Critical Care

That’s the name of a Star Trek: Voyager episode first aired November 1, 2000, right before the election.

It was recently rerun on Spike TV and it’s quite interesting in this day and age.

The Doctor’s Holographic Emitter that allows him to interact outside the sickbay or holodeck is stolen and sold to the administrator of an alien hospital. The Doctor is activated on Level Red, a dark, crowded level with many patients and few doctors. Many of these patients are dying for want of medication, but The Allocator – a computer program that decides who gets what – found that the Red Patient’s TC (treatment coefficient) was too low.

The Doctor did what he could for the patients on Level Red, so well that The Allocator reassigned him to Level Blue, where the TC per patient was much higher (Government workers vs laborers) and the doctor/patient ratio was one to one. These patients were more valuable don’t you know.

The Level Blue patients were being given a medication to slow arterial aging. Totally unnecessary to their health, was just supposed to help extend the life of the Level Blue patient. Kind of like a Botox injection for purely cosmetic reasons versus a Botox injection that would kill a tumor and save a life. Only there’s only so many injections and The Allocator has decided that the Level Blue people are more worthy than the Level Red people.

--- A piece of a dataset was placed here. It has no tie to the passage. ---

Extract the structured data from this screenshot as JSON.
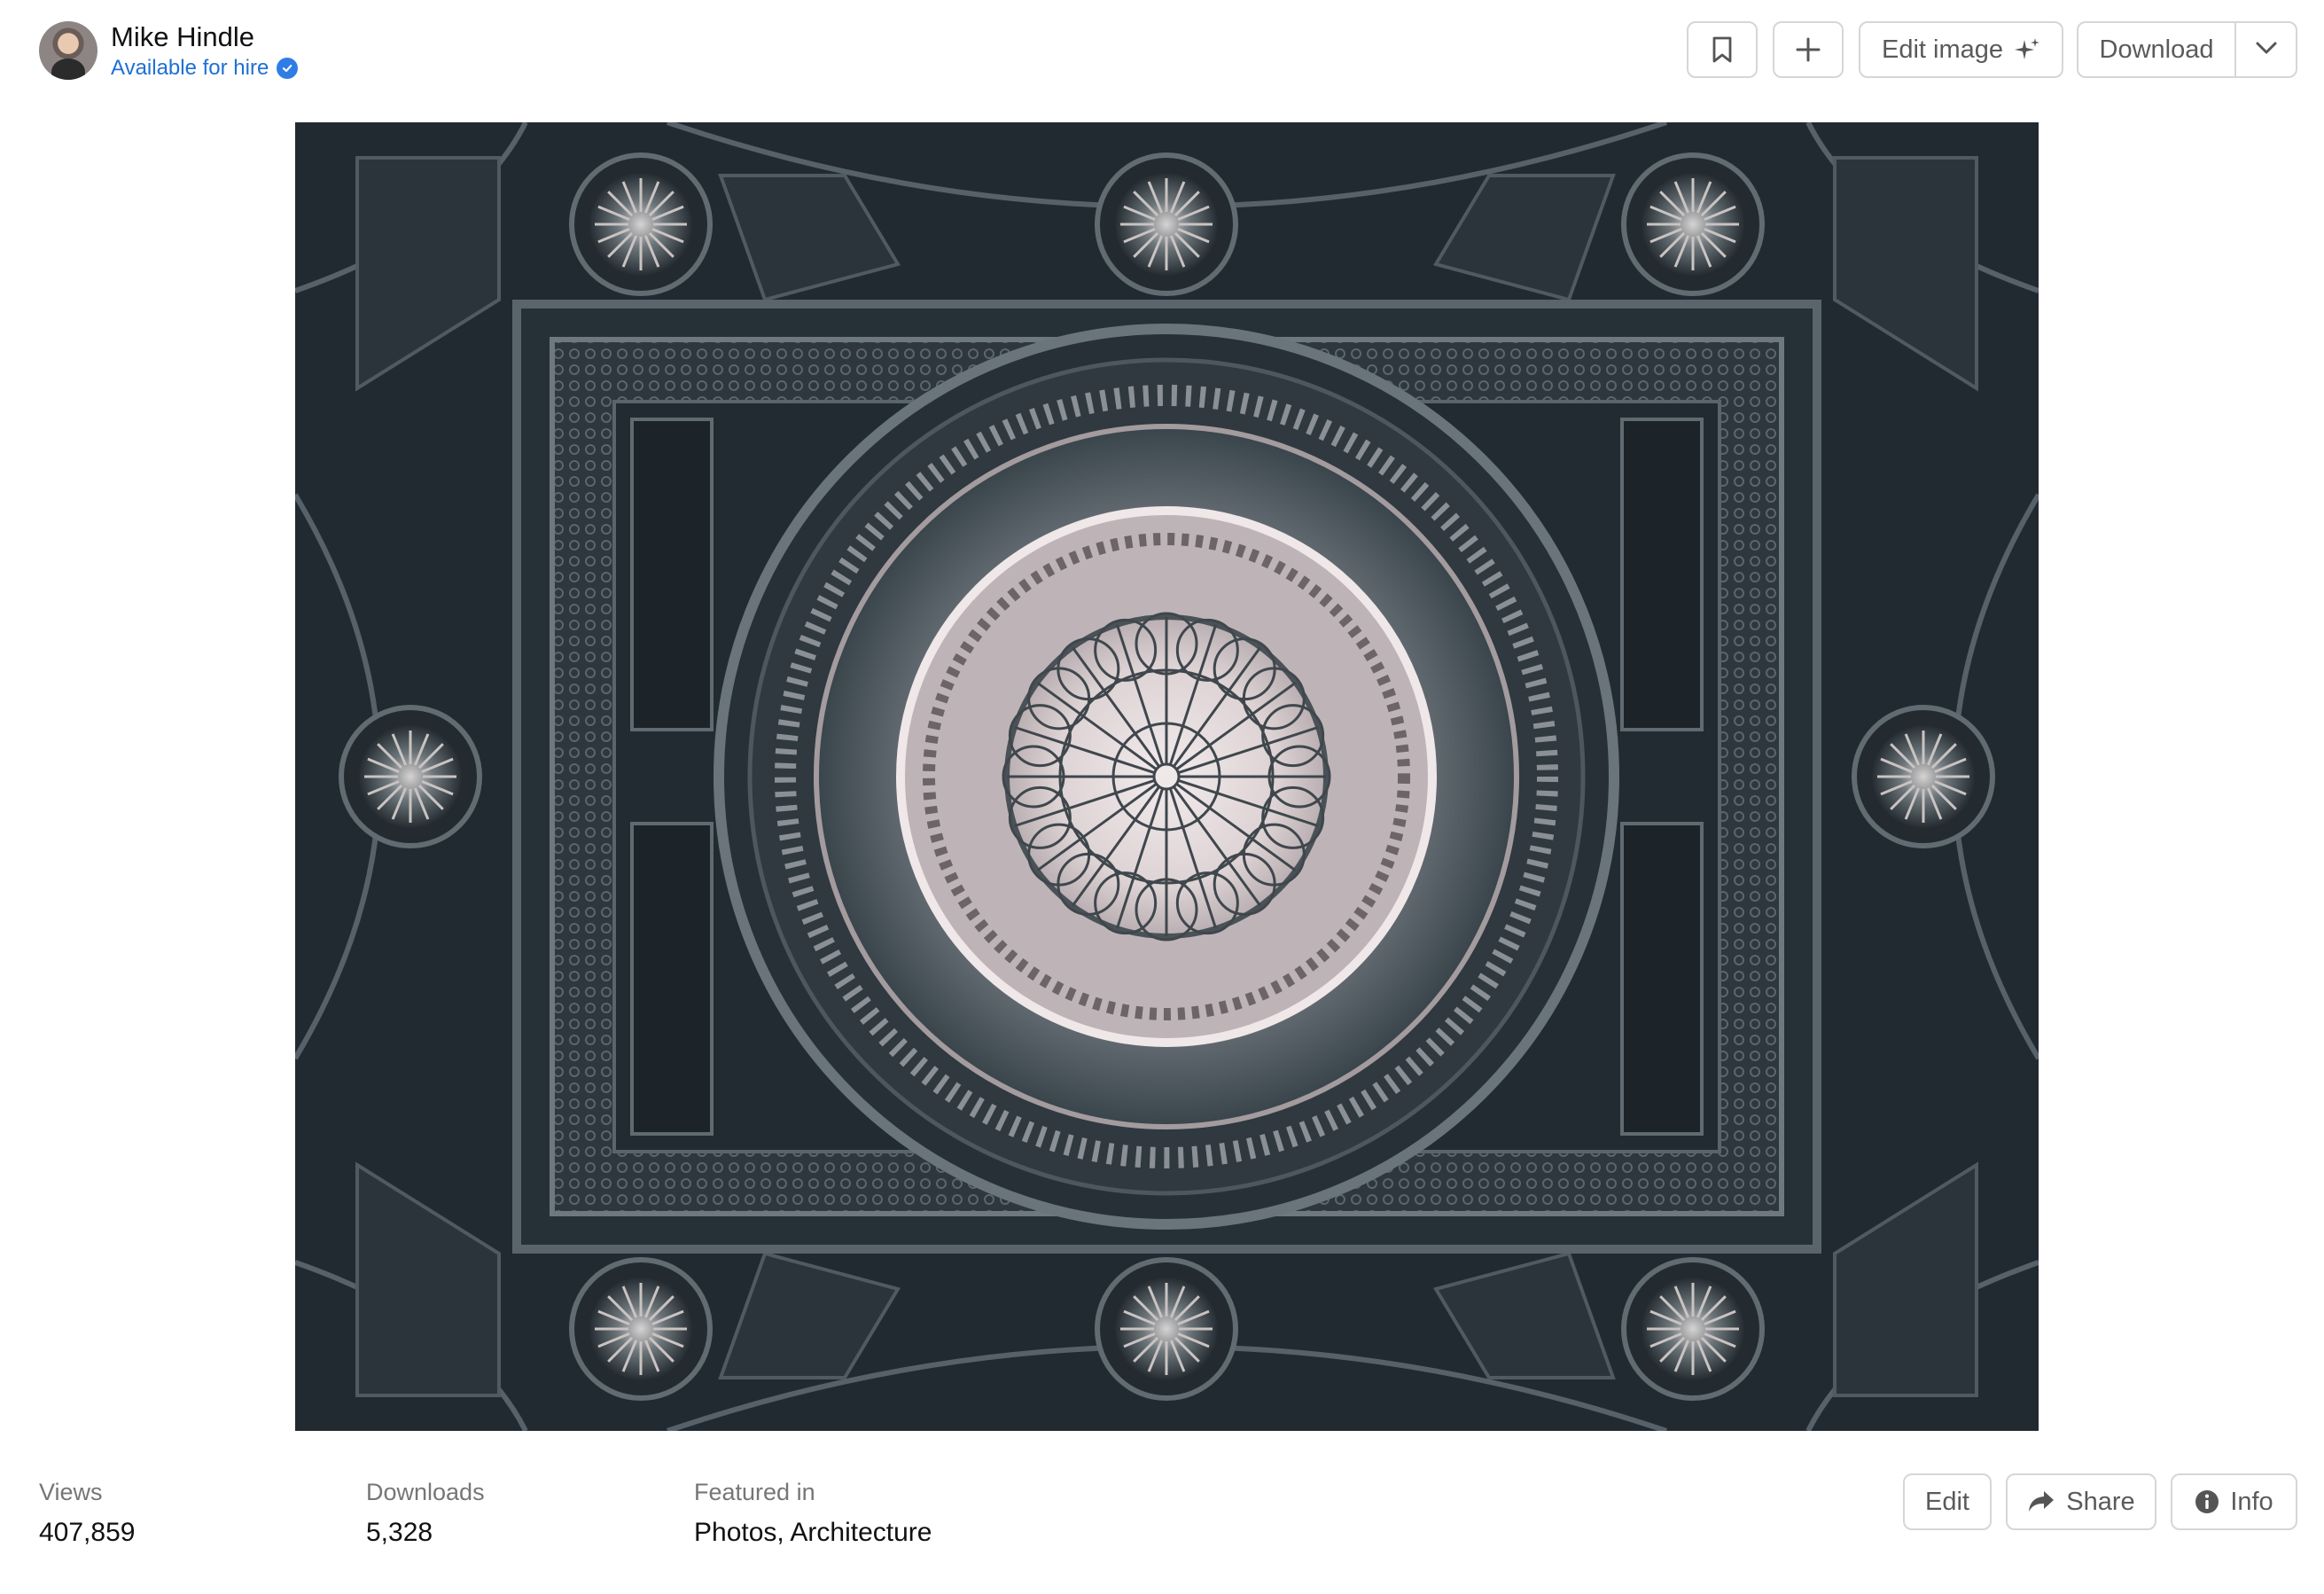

Of course the Doctor steals some of the medication from Level Blue and brings it to Level Red to treat the patients there and the hospital administrator comes down to chew him out. The doctor infects the Administrator with the disease so as to blackmail him into getting medication for those who really need it on Level Red.

This is where we are headed people. Because the government won’t be able to fund full health care for everyone, the government will have to find its own version of “The Allocator” that will use some kind of extremely complicated formula to determine who gets the necessary surgeries and who gets to take an aspirin, who gets medication and who will just have to do without.